Days grow short, fog-filled nights creep into the valley. Afternoon winds rustle trees, sending showers of gold from winter branches, gathering on the ground. Pull warm sweaters close, set a fire on the hearth. Put the kettle on and settle before the fireside.
Summer memories float away, ethereal as the fall breezes pushing through the basin that lies beneath our gentle hills. Standing on the cusp of winter, bidding adieu to warm weather, beaches and bathing suits.
Is it a trick of the light or do our eyes take liberties with what we imagine to be the stirring of spirits inhabiting the autumn mists? Do phantoms walk among us, waiting for the opportunity to slip inside our psyches? Because it is, after all, the season of Halloween.
One late October weekend I escaped with girlfriends to a beautiful Queen Anne Victorian bed and breakfast. One friend owned the business, a lifelong dream of hers to fill a home with antiques and open it to guests.
They built their home next to a tiny, ancient graveyard where the remains of two individuals rested in their eternal slumber, the wind ceaselessly whipping, shrieking around the corners of the house. I found myself brooding over the young man, violently stabbed at the tender age of 26 and buried there, whether he grieved for the little girl buried alongside him.
If you’re given over to such things, have a mind that reaches into realms unseen, you may also have felt a spell of disquiet when an odd event leaves you wondering if …
Some people have a sense of otherworldliness, where things occur that can’t be explained, when a sense of foreboding may be a predictor of things to come. In October of 1989, a good friend complained of headaches, an uneasiness of attitude, a moody feeling of dread she was unable to shake. I get nervous when Rosie feels this way because, in the way of animals that sense things, her radar is usually exact.

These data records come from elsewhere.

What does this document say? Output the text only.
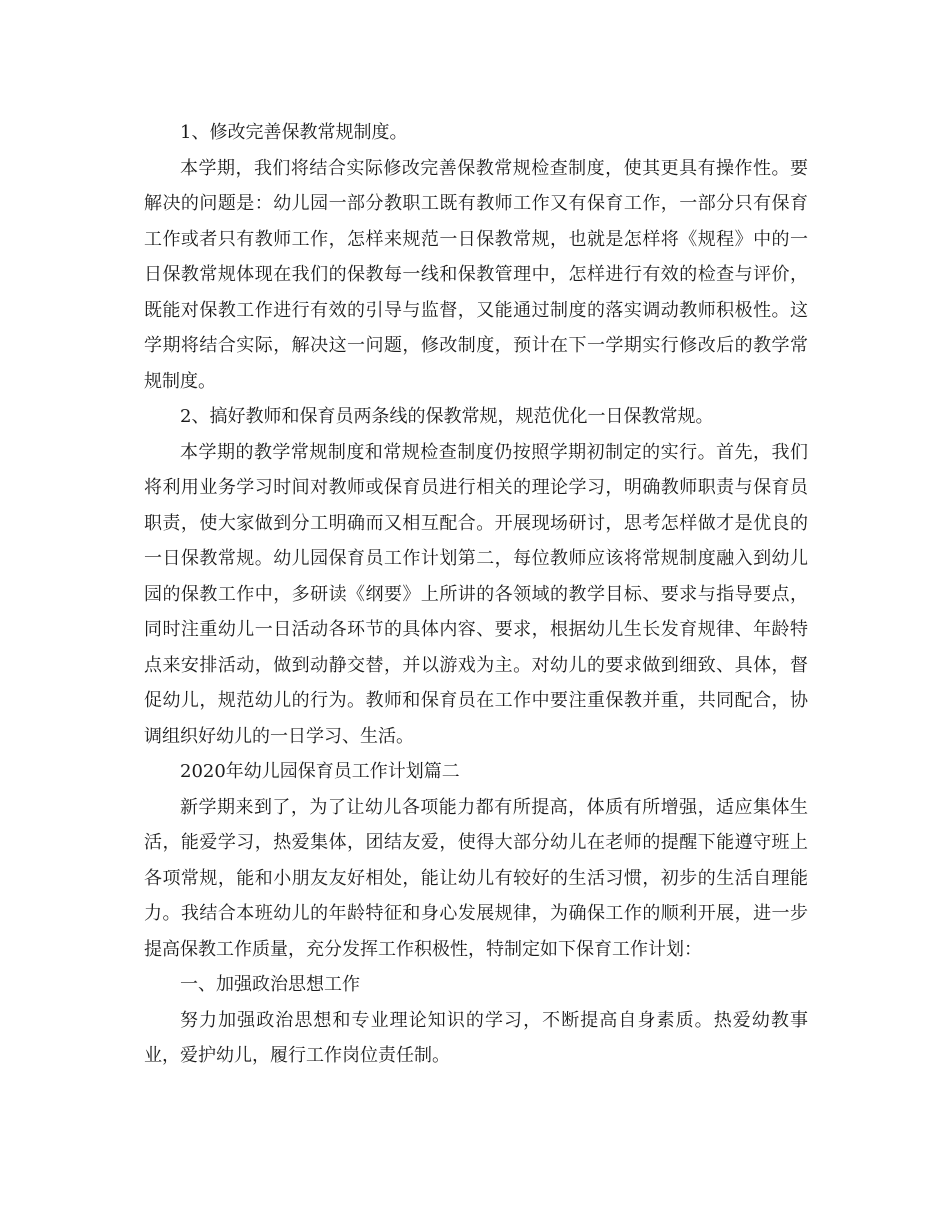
1、修改完善保教常规制度。

本学期，我们将结合实际修改完善保教常规检查制度，使其更具有操作性。要解决的问题是：幼儿园一部分教职工既有教师工作又有保育工作，一部分只有保育工作或者只有教师工作，怎样来规范一日保教常规，也就是怎样将《规程》中的一日保教常规体现在我们的保教每一线和保教管理中，怎样进行有效的检查与评价，既能对保教工作进行有效的引导与监督，又能通过制度的落实调动教师积极性。这学期将结合实际，解决这一问题，修改制度，预计在下一学期实行修改后的教学常规制度。

2、搞好教师和保育员两条线的保教常规，规范优化一日保教常规。

本学期的教学常规制度和常规检查制度仍按照学期初制定的实行。首先，我们将利用业务学习时间对教师或保育员进行相关的理论学习，明确教师职责与保育员职责，使大家做到分工明确而又相互配合。开展现场研讨，思考怎样做才是优良的一日保教常规。幼儿园保育员工作计划第二，每位教师应该将常规制度融入到幼儿园的保教工作中，多研读《纲要》上所讲的各领域的教学目标、要求与指导要点，同时注重幼儿一日活动各环节的具体内容、要求，根据幼儿生长发育规律、年龄特点来安排活动，做到动静交替，并以游戏为主。对幼儿的要求做到细致、具体，督促幼儿，规范幼儿的行为。教师和保育员在工作中要注重保教并重，共同配合，协调组织好幼儿的一日学习、生活。

2020年幼儿园保育员工作计划篇二

新学期来到了，为了让幼儿各项能力都有所提高，体质有所增强，适应集体生活，能爱学习，热爱集体，团结友爱，使得大部分幼儿在老师的提醒下能遵守班上各项常规，能和小朋友友好相处，能让幼儿有较好的生活习惯，初步的生活自理能力。我结合本班幼儿的年龄特征和身心发展规律，为确保工作的顺利开展，进一步提高保教工作质量，充分发挥工作积极性，特制定如下保育工作计划：

一、加强政治思想工作

努力加强政治思想和专业理论知识的学习，不断提高自身素质。热爱幼教事业，爱护幼儿，履行工作岗位责任制。
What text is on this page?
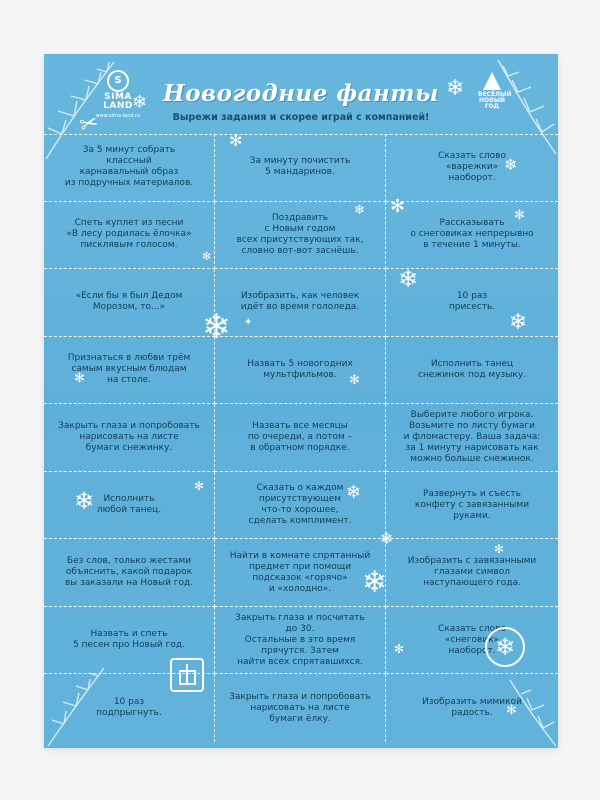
S
SIMA
LAND
www.sima-land.ru
ВЕСЁЛЫЙ
НОВЫЙ
ГОД
Новогодние фанты
Вырежи задания и скорее играй с компанией!
✂
За 5 минут собрать
классный
карнавальный образ
из подручных материалов.
За минуту почистить
5 мандаринов.
Сказать слово
«варежки»
наоборот.
Спеть куплет из песни
«В лесу родилась ёлочка»
писклявым голосом.
Поздравить
с Новым годом
всех присутствующих так,
словно вот-вот заснёшь.
Рассказывать
о снеговиках непрерывно
в течение 1 минуты.
«Если бы я был Дедом
Морозом, то...»
Изобразить, как человек
идёт во время гололеда.
10 раз
присесть.
Признаться в любви трём
самым вкусным блюдам
на столе.
Назвать 5 новогодних
мультфильмов.
Исполнить танец
снежинок под музыку.
Закрыть глаза и попробовать
нарисовать на листе
бумаги снежинку.
Назвать все месяцы
по очереди, а потом –
в обратном порядке.
Выберите любого игрока.
Возьмите по листу бумаги
и фломастеру. Ваша задача:
за 1 минуту нарисовать как
можно больше снежинок.
Исполнить
любой танец.
Сказать о каждом
присутствующем
что-то хорошее,
сделать комплимент.
Развернуть и съесть
конфету с завязанными
руками.
Без слов, только жестами
объяснить, какой подарок
вы заказали на Новый год.
Найти в комнате спрятанный
предмет при помощи
подсказок «горячо»
и «холодно».
Изобразить с завязанными
глазами символ
наступающего года.
Назвать и спеть
5 песен про Новый год.
Закрыть глаза и посчитать
до 30.
Остальные в это время
прячутся. Затем
найти всех спрятавшихся.
Сказать слово
«снеговик»
наоборот.
10 раз
подпрыгнуть.
Закрыть глаза и попробовать
нарисовать на листе
бумаги ёлку.
Изобразить мимикой
радость.
❄
❄
✻
❄
❄ ✻	✻
✻
❄
❄ ✦	❄
✻	✻
❄
✻	❄
❄
✻
❄
✻
✻
❄
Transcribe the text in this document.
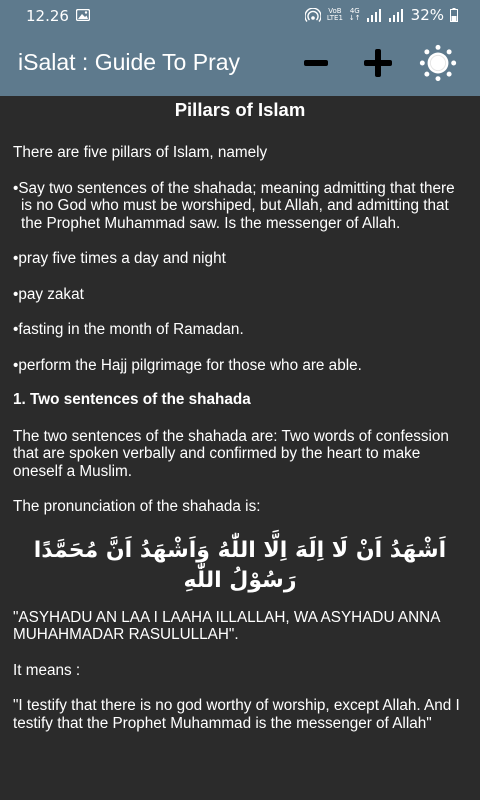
12.26	VoB
LTE1
4G
↓↑	32%
iSalat : Guide To Pray
Pillars of Islam

There are five pillars of Islam, namely

•Say two sentences of the shahada; meaning admitting that there is no God who must be worshiped, but Allah, and admitting that the Prophet Muhammad saw. Is the messenger of Allah.

•pray five times a day and night

•pay zakat

•fasting in the month of Ramadan.

•perform the Hajj pilgrimage for those who are able.

1. Two sentences of the shahada

The two sentences of the shahada are: Two words of confession that are spoken verbally and confirmed by the heart to make oneself a Muslim.

The pronunciation of the shahada is:

اَشْهَدُ اَنْ لَا اِلَهَ اِلَّا اللّٰهُ وَاَشْهَدُ اَنَّ مُحَمَّدًا رَسُوْلُ اللّٰهِ

"ASYHADU AN LAA I LAAHA ILLALLAH, WA ASYHADU ANNA MUHAHMADAR RASULULLAH".

It means :

"I testify that there is no god worthy of worship, except Allah. And I testify that the Prophet Muhammad is the messenger of Allah"
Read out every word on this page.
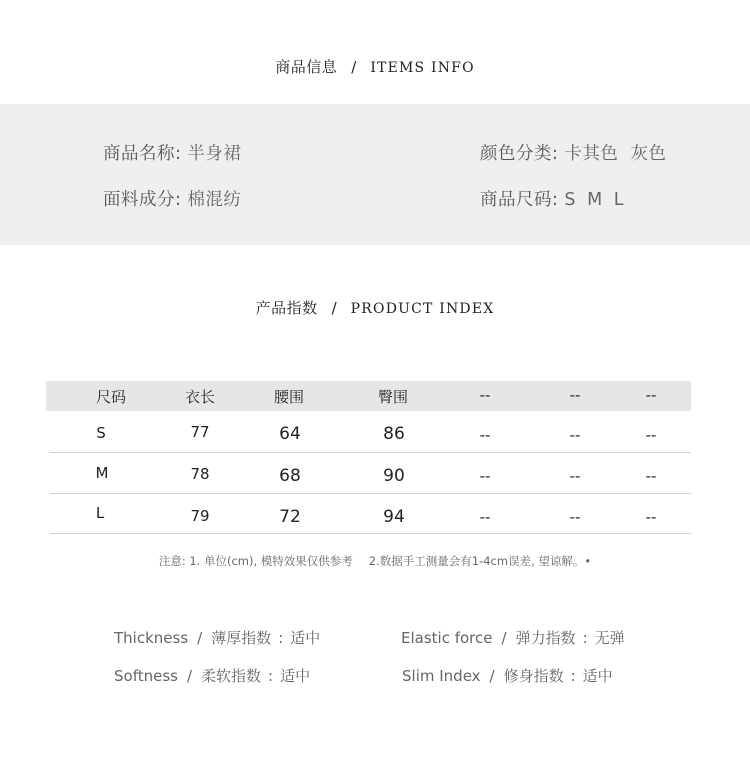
商品信息 / ITEMS INFO
商品名称: 半身裙	颜色分类: 卡其色  灰色
面料成分: 棉混纺	商品尺码: S M L
产品指数 / PRODUCT INDEX
尺码	衣长	腰围	臀围	--	--	--
S	77	64	86	--	--	--
M	78	68	90	--	--	--
L	79	72	94	--	--	--
注意: 1. 单位(cm), 模特效果仅供参考 2.数据手工测量会有1-4cm误差, 望谅解。•
Thickness / 薄厚指数 : 适中	Elastic force / 弹力指数 : 无弹
Softness / 柔软指数 : 适中	Slim Index / 修身指数 : 适中
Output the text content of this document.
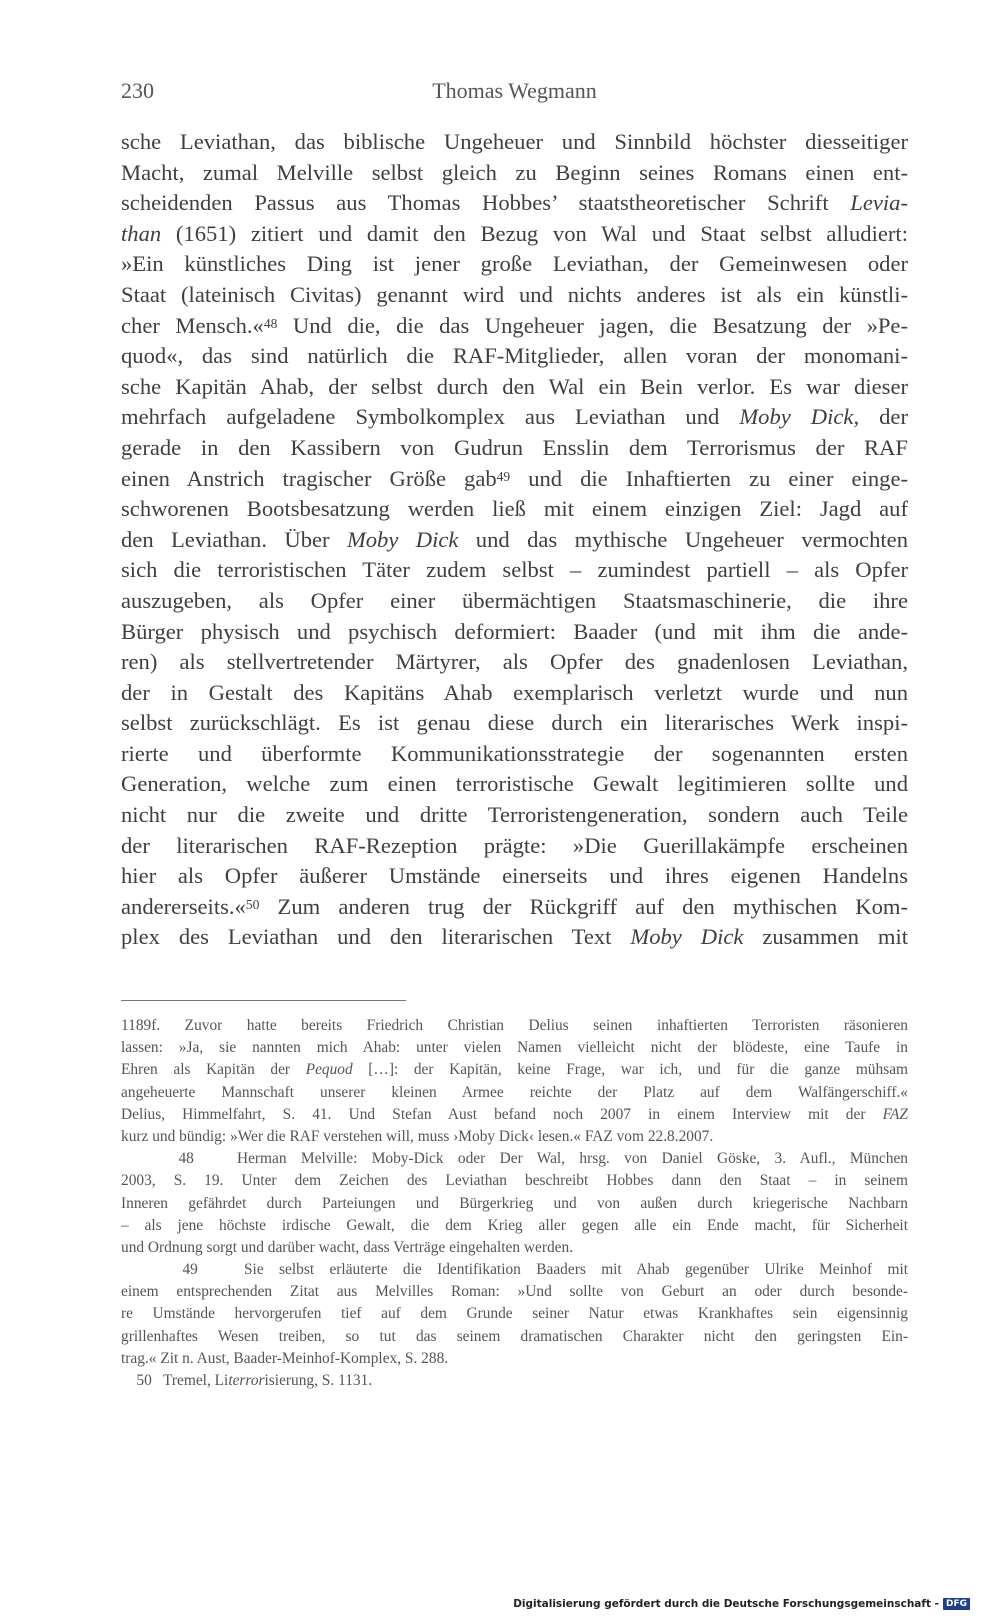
230	Thomas Wegmann
sche Leviathan, das biblische Ungeheuer und Sinnbild höchster diesseitiger
Macht, zumal Melville selbst gleich zu Beginn seines Romans einen ent-
scheidenden Passus aus Thomas Hobbes’ staatstheoretischer Schrift Levia-
than (1651) zitiert und damit den Bezug von Wal und Staat selbst alludiert:
»Ein künstliches Ding ist jener große Leviathan, der Gemeinwesen oder
Staat (lateinisch Civitas) genannt wird und nichts anderes ist als ein künstli-
cher Mensch.«$^{48}$ Und die, die das Ungeheuer jagen, die Besatzung der »Pe-
quod«, das sind natürlich die RAF-Mitglieder, allen voran der monomani-
sche Kapitän Ahab, der selbst durch den Wal ein Bein verlor. Es war dieser
mehrfach aufgeladene Symbolkomplex aus Leviathan und Moby Dick, der
gerade in den Kassibern von Gudrun Ensslin dem Terrorismus der RAF
einen Anstrich tragischer Größe gab$^{49}$ und die Inhaftierten zu einer einge-
schworenen Bootsbesatzung werden ließ mit einem einzigen Ziel: Jagd auf
den Leviathan. Über Moby Dick und das mythische Ungeheuer vermochten
sich die terroristischen Täter zudem selbst – zumindest partiell – als Opfer
auszugeben, als Opfer einer übermächtigen Staatsmaschinerie, die ihre
Bürger physisch und psychisch deformiert: Baader (und mit ihm die ande-
ren) als stellvertretender Märtyrer, als Opfer des gnadenlosen Leviathan,
der in Gestalt des Kapitäns Ahab exemplarisch verletzt wurde und nun
selbst zurückschlägt. Es ist genau diese durch ein literarisches Werk inspi-
rierte und überformte Kommunikationsstrategie der sogenannten ersten
Generation, welche zum einen terroristische Gewalt legitimieren sollte und
nicht nur die zweite und dritte Terroristengeneration, sondern auch Teile
der literarischen RAF-Rezeption prägte: »Die Guerillakämpfe erscheinen
hier als Opfer äußerer Umstände einerseits und ihres eigenen Handelns
andererseits.«$^{50}$ Zum anderen trug der Rückgriff auf den mythischen Kom-
plex des Leviathan und den literarischen Text Moby Dick zusammen mit
1189f. Zuvor hatte bereits Friedrich Christian Delius seinen inhaftierten Terroristen räsonieren
lassen: »Ja, sie nannten mich Ahab: unter vielen Namen vielleicht nicht der blödeste, eine Taufe in
Ehren als Kapitän der Pequod […]: der Kapitän, keine Frage, war ich, und für die ganze mühsam
angeheuerte Mannschaft unserer kleinen Armee reichte der Platz auf dem Walfängerschiff.«
Delius, Himmelfahrt, S. 41. Und Stefan Aust befand noch 2007 in einem Interview mit der FAZ
kurz und bündig: »Wer die RAF verstehen will, muss ›Moby Dick‹ lesen.« FAZ vom 22.8.2007.
48   Herman Melville: Moby-Dick oder Der Wal, hrsg. von Daniel Göske, 3. Aufl., München
2003, S. 19. Unter dem Zeichen des Leviathan beschreibt Hobbes dann den Staat – in seinem
Inneren gefährdet durch Parteiungen und Bürgerkrieg und von außen durch kriegerische Nachbarn
– als jene höchste irdische Gewalt, die dem Krieg aller gegen alle ein Ende macht, für Sicherheit
und Ordnung sorgt und darüber wacht, dass Verträge eingehalten werden.
49   Sie selbst erläuterte die Identifikation Baaders mit Ahab gegenüber Ulrike Meinhof mit
einem entsprechenden Zitat aus Melvilles Roman: »Und sollte von Geburt an oder durch besonde-
re Umstände hervorgerufen tief auf dem Grunde seiner Natur etwas Krankhaftes sein eigensinnig
grillenhaftes Wesen treiben, so tut das seinem dramatischen Charakter nicht den geringsten Ein-
trag.« Zit n. Aust, Baader-Meinhof-Komplex, S. 288.
50   Tremel, Literrorisierung, S. 1131.
Digitalisierung gefördert durch die Deutsche Forschungsgemeinschaft - DFG
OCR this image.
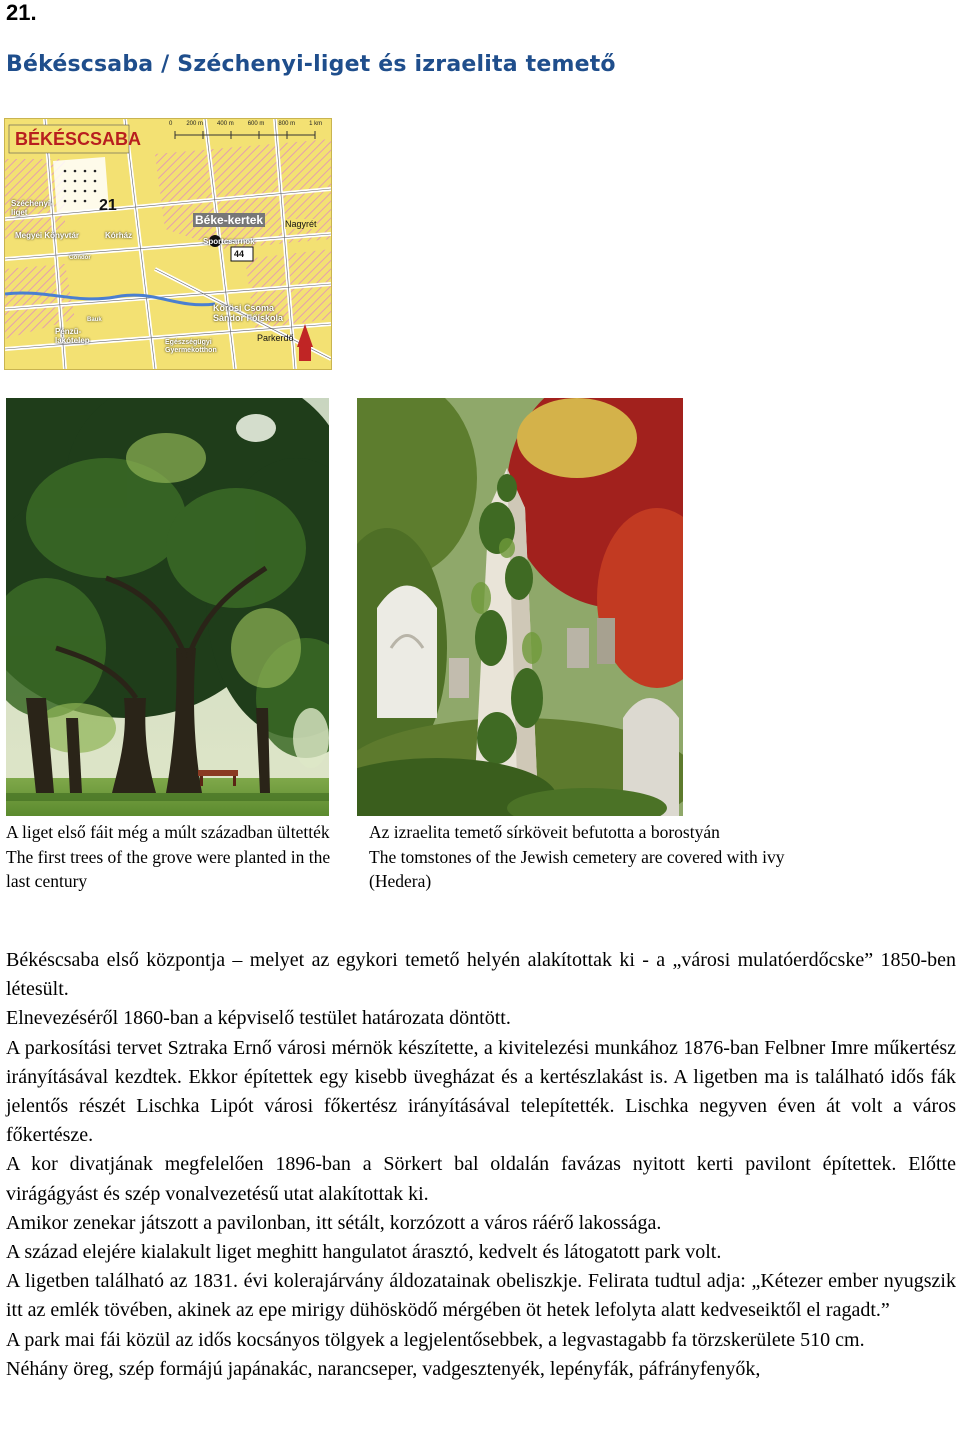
21.
Békéscsaba / Széchenyi-liget és izraelita temető
BÉKÉSCSABA
0 200 m 400 m 600 m 800 m 1 km
21
44
Széchenyi-liget
Béke-kertek Nagyrét
Megyei Könyvtár	Kórház
Sportcsarnok
Kőrösi Csoma Sándor Főiskola
Parkerdő
Pénzü- lakótelep	Egészségügyi Gyermekotthon
Gondor
Bauk
A liget első fáit még a múlt században ültették
The first trees of the grove were planted in the last century
Az izraelita temető sírköveit befutotta a borostyán
The tomstones of the Jewish cemetery are covered with ivy (Hedera)

Békéscsaba első központja – melyet az egykori temető helyén alakítottak ki - a „városi mulatóerdőcske” 1850-ben létesült.

Elnevezéséről 1860-ban a képviselő testület határozata döntött.

A parkosítási tervet Sztraka Ernő városi mérnök készítette, a kivitelezési munkához 1876-ban Felbner Imre műkertész irányításával kezdtek. Ekkor építettek egy kisebb üvegházat és a kertészlakást is. A ligetben ma is található idős fák jelentős részét Lischka Lipót városi főkertész irányításával telepítették. Lischka negyven éven át volt a város főkertésze.

A kor divatjának megfelelően 1896-ban a Sörkert bal oldalán favázas nyitott kerti pavilont építettek. Előtte virágágyást és szép vonalvezetésű utat alakítottak ki.

Amikor zenekar játszott a pavilonban, itt sétált, korzózott a város ráérő lakossága.

A század elejére kialakult liget meghitt hangulatot árasztó, kedvelt és látogatott park volt.

A ligetben található az 1831. évi kolerajárvány áldozatainak obeliszkje. Felirata tudtul adja: „Kétezer ember nyugszik itt az emlék tövében, akinek az epe mirigy dühösködő mérgében öt hetek lefolyta alatt kedveseiktől el ragadt.”

A park mai fái közül az idős kocsányos tölgyek a legjelentősebbek, a legvastagabb fa törzskerülete 510 cm.

Néhány öreg, szép formájú japánakác, narancseper, vadgesztenyék, lepényfák, páfrányfenyők,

When phone service was restored after the Loma Prieta quake that killed 63 people and injured more than 3,700, I heard from Rosie. “That was it,” she said, all she needed to say, because I understood. And no, Rosie isn’t a “woo-woo” weirdo, free-spirit type. She has operated a large state-run facility for 30 years. Although she doesn’t know why, she senses things that most of us can’t.
But nothing was stranger than the experience that happened to us the day my mother died in October 1997. Comatose for months with Alzheimer’s disease, her death occurred the day my father was to board a plane for San Jose to visit us here. The people who were to care for my mother after her passing assured my dad he could still visit with us, and we could hold her funeral when he returned.
We drove to San Jose to fetch my dad at the airport. Everyone deplaned but still we waited. My father was missing although his luggage arrived. Frantic, I called my brother in Colorado who assured me he had put my father on the plane to San Jose.
Conferences with the airlines revealed that my dad was in San Diego where they put him up at a nice hotel, treated him to dinner and a limo. How did this happen? The airlines had no idea but they were extremely sorry for the inconvenience. My father said he deplaned for a few moments in Las Vegas to stretch his legs, leaving his camera bag in his seat. He re-boarded, found his seat and his camera bag where he’d left it. He got off the plane when it landed, having no idea in the world that he was in San Diego.
Again: how did this happen? Well. My father promised to take my mom to San Diego, her favorite vacation spot, before she died, and sadly, he never got that chance. At least not until the day of her death when – and you’ll never convince me otherwise – the spirit of my mom boarded that plane with my dad so they could spend one more night together in San Diego. Spooky? Oh, yes.